An engaging account of Amo's life was written by R. V. Short (here). The true monument remains his chapter which has a place of honour on my bookshelf.

Tuesday, 16 July 2013

How large were the first placentals?

Dinosaurs and insectivores
Colbert (1955) Evolution of the Vertebrates

Were the first placentals (mammals other than marsupials and monotremes) tiny animals living in the shadow of the dinosaurs? The idea predates cladistics and molecular phylogenetics (see above). Most fossils from the Mesozoic are indeed small.

A recent study (here) took another approach based on the fact that there is a faster divergence in GC3 in long-lived species than in short-lived ones (GC3 is the percentage of guanine and cytosine at the third position of gene codons). Body size correlates to longevity.

The authors constructed a tree based on the genomes of 33 placentals with two marsupials and a monotreme as outgroups. They then estimated the ancestral GC3 at each node of the tree including the most recent common ancestor of placentals. From this last value they could estimate the longevity and body mass of early placentals. The surprising result was they had a life span above 25 years and a body mass above 1 kg (less if arboreal).

Looking at mammals as a whole (not just eutherians/placentals and metatherians/marsupials), the fossil record offers several examples of medium to large mammals such as Sinocondon from the Jurassic and Repenomamus from the Early Cretaceous (elegantly reviewed by Luo here). It is not beyond the bounds of possibility that the most recent common ancestor of placentals was in a similar size range.

Tuesday, 9 July 2013

Ossification patterns and the phylogeny of mammals

Afrotherian embryos. Reproduced from Hautier et al. (here)
© 2013 The Authors

High resolution X-ray microtomography is among new methods available to comparative anatomists. It enables non-invasive imaging of museum specimens and subsequent 3D visualisation of the tissues. One field where it has been applied is to study the sequence in which bones become ossified during embryonic and fetal development.
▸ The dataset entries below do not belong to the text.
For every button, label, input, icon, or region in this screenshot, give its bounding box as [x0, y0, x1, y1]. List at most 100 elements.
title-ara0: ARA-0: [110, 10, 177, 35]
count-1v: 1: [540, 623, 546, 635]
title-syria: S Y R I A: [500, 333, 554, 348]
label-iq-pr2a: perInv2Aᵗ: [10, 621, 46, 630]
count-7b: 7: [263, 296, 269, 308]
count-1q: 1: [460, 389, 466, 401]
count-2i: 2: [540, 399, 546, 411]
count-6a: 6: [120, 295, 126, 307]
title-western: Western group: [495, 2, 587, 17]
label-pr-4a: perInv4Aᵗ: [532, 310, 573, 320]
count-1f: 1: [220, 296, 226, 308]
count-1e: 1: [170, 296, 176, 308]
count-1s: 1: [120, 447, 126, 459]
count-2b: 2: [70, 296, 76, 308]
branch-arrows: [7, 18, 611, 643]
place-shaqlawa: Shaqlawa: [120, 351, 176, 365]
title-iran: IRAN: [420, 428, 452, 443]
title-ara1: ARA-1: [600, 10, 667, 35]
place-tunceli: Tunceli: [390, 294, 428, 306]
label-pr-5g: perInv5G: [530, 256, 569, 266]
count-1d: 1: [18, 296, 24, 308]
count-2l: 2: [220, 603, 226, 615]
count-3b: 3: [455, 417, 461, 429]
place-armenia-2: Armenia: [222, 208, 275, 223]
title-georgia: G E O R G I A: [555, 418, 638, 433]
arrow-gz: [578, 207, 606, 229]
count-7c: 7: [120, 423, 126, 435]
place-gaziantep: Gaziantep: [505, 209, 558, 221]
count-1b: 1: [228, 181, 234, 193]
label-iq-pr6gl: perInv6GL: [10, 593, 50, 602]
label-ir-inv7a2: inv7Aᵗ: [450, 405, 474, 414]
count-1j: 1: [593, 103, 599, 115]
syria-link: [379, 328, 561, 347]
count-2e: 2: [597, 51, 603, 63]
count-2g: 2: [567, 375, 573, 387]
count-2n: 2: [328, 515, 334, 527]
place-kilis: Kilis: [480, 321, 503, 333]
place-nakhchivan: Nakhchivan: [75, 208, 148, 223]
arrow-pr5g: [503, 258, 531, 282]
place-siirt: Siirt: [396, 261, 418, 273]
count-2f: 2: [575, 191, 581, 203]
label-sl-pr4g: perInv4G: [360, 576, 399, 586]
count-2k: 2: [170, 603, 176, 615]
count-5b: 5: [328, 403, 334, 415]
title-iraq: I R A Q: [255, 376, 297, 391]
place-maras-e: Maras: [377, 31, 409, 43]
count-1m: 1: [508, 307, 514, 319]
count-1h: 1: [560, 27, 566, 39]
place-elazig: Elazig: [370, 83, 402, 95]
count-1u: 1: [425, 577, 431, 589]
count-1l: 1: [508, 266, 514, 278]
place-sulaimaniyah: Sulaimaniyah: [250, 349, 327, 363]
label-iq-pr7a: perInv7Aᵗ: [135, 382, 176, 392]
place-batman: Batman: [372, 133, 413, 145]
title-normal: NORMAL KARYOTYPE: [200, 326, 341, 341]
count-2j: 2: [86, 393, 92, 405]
An obvious requirement is that developmental series are available as for the African elephant (here) and tail-less tenrec (here). A new study from the Department of Zoology at Cambridge (here) analyzes data from a wider range of afrotherians. It then compares ossification patterns in "southern" mammals (Afrotheria and Xenarthra) and "northern" mammals (Laurasiatheria  and Euarchontoglires).

The "northern" mammals share a common ancestor (together constituting Boreoeutheria). There is little variability in developmental sequences between species available for study. In contrast both groups of "southern" mammals exhibit shifts in ossification sequences. At first sight this might seem to argue for a common ancestor for Afrotheria and Xenarthra. However, the shifts are different in the two clades and this could argue against a common ancestry.

The data are intriguing as we still lack certainty about the root of the tree. This is largely because the four major clades diverged so rapidly early in the history of placental mammals. Even phylogenomics has yielded conflicting results (discussed here).

Thursday, 4 July 2013

Placentation in the koala

Koala (Phascolarctos cinereus) 
Photo by David Iliff. License: CC-BY-SA 3.0

The koala (Phascolarctos cinereus) is a member of Vombatidae and its fetal membranes resemble those of the wombats (previous post).
Fetal membranes of the koala from Caldwell (1884)

In fact adherence of the allantois to the chorion was first described for this marsupial (here). Richard Semon soon suggested that this combination of yolk sac and simple chorioallantoic placentation was present in the common ancestor of marsupials and placentals. In other marsupials the chorioallantoic placenta was lost (bandicoot placentation had not then been described); in placentals the chorioallantoic placenta was elaborated and the yolk sac reduced or lost. In recent times this idea was revived by Freyer, Zeller and Renfree (here).

There is little of recent date though the koala is included in a review by Hughes (here) as well as a later book chapter. Based in part on the Hill Collection it includes histology of the yolk sac placenta and gross morphology of the chorioallantoic placenta.